The NMC and ELI 2010 Horizon Report is illustrative and supports Pea’s article. The issues makes it clear that there are and there will be technologies designed to further our abilities in certain areas, such as accessibility to learning materials through the use of electronic books and other. These technologies can be seen as tools for distributing intelligence (gesture-based computing, visual analysis tools, augmented reality) or to aid in access to distributed intelligence (mobile computing, open content, electronic books). The overall impact of the Horizon Report is to inform and challenge us to strive for and investigate what technologies are available and how we can use them to enhance the learning experience for the individuals we educate.
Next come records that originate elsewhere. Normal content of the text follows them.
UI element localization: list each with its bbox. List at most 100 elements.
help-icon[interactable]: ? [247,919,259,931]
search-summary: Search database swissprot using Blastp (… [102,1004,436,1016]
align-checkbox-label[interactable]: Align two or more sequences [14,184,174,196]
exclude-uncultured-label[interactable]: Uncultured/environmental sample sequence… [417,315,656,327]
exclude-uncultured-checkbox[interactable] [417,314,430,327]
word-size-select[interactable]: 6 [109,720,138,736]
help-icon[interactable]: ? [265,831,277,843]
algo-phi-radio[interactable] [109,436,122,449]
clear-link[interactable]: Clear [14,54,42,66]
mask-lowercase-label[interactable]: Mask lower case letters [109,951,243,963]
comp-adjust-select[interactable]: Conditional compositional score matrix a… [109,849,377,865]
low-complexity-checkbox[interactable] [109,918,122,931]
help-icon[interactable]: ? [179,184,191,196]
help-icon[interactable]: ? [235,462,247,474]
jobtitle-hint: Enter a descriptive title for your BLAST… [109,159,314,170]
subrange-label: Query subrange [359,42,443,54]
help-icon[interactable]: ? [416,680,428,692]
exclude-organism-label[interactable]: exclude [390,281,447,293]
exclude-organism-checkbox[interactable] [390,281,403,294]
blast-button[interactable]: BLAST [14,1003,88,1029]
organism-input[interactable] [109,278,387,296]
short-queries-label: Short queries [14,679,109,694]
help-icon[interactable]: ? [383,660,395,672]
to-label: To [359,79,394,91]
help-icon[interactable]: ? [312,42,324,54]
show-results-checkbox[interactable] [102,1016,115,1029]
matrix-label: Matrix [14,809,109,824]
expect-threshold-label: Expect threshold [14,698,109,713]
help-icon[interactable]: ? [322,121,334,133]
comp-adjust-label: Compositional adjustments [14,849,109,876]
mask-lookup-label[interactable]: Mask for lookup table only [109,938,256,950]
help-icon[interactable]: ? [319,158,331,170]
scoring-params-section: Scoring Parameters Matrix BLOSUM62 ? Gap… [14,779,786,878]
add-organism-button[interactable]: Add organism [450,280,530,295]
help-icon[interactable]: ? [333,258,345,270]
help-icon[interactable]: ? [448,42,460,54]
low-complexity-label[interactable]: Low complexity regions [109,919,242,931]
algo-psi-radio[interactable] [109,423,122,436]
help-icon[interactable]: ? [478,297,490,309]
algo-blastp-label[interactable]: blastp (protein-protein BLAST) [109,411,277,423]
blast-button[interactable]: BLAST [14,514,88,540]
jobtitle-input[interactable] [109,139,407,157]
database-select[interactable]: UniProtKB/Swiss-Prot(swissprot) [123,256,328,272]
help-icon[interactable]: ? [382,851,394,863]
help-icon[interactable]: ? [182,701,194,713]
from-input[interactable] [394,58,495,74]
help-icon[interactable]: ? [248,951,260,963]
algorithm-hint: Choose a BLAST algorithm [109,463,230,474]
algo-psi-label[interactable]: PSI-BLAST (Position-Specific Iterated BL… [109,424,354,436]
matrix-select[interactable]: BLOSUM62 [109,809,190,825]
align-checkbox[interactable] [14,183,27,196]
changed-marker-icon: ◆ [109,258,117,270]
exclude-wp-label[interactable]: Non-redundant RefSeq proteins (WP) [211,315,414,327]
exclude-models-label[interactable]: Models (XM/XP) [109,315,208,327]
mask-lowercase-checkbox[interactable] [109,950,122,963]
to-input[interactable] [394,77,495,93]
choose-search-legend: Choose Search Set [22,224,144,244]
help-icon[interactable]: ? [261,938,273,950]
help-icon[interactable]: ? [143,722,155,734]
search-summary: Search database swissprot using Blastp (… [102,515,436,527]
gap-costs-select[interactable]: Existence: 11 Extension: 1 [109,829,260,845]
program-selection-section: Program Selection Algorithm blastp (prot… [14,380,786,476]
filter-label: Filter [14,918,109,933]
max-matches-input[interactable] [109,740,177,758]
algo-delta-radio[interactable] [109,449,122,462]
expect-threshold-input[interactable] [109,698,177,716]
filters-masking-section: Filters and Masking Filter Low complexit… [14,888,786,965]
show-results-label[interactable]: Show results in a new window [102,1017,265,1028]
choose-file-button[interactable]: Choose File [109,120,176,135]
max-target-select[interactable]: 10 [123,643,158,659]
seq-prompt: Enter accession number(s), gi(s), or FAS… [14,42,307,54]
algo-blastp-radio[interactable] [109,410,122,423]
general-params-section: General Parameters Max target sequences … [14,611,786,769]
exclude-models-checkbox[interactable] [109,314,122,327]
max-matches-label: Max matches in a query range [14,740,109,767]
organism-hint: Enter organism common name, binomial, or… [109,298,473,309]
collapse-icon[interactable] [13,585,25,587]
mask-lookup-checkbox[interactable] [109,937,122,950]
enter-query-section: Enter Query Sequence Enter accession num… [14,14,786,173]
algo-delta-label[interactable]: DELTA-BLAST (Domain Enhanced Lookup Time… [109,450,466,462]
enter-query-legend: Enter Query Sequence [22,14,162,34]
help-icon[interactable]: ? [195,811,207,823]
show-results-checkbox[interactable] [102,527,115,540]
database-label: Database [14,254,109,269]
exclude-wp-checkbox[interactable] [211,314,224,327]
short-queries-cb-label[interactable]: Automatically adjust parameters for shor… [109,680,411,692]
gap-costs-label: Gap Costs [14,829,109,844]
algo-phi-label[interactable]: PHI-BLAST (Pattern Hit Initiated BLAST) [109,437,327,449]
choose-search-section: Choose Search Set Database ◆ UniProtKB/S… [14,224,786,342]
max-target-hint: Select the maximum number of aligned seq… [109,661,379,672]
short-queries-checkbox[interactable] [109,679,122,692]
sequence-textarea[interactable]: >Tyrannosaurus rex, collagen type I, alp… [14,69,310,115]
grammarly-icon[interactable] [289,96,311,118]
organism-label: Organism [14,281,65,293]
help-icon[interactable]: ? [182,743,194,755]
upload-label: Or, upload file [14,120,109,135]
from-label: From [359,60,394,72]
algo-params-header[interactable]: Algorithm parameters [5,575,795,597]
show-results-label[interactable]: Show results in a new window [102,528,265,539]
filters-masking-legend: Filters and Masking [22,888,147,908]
In his book, Design for the Real World, designer and educator Victor Papanek (1985), exclaims that we are all designers and that designing is integral to all human activity because it is “the conscious effort to impose meaningful order.” That meaningful order however is very much caught up in the tools, materials and the process that we use. As an example, he offers up the case of early Swedish settlers who when they began building in Delaware, “had at their disposal trees and axes. The material was a round tree trunk, the tool an axe, and the process a simple kerf cut into the log. The inevitable result of this combination of tools, materials, and process is a log cabin.” This definition of design therefore further supports Roy Pea’s view of distributive intelligence which emphasizes that educators should attempt to make use of their environment in designing learning and creating activities that promotes the acquisition of intelligence and therefore knowledge.
Both Pea and the Horizon Report have valuable points talking about utilization and integration of technology design in education. This is evident here at Penn State, where we have designed technologies that are enabling us to provide education to the global market. We can discuss any variety of subjects with students from around the world. This also speaks to Pea’s discussion on how the technologies we design have the ability to transform the world in which we live. By interacting on a global level, we have new opportunities for understanding others, exchanging ideas, and enhancing our knowledge to better improve our environments. As human understanding of the world becomes more complex, we’ll need more and more tools to off-load intelligence in order to deal with the complexity.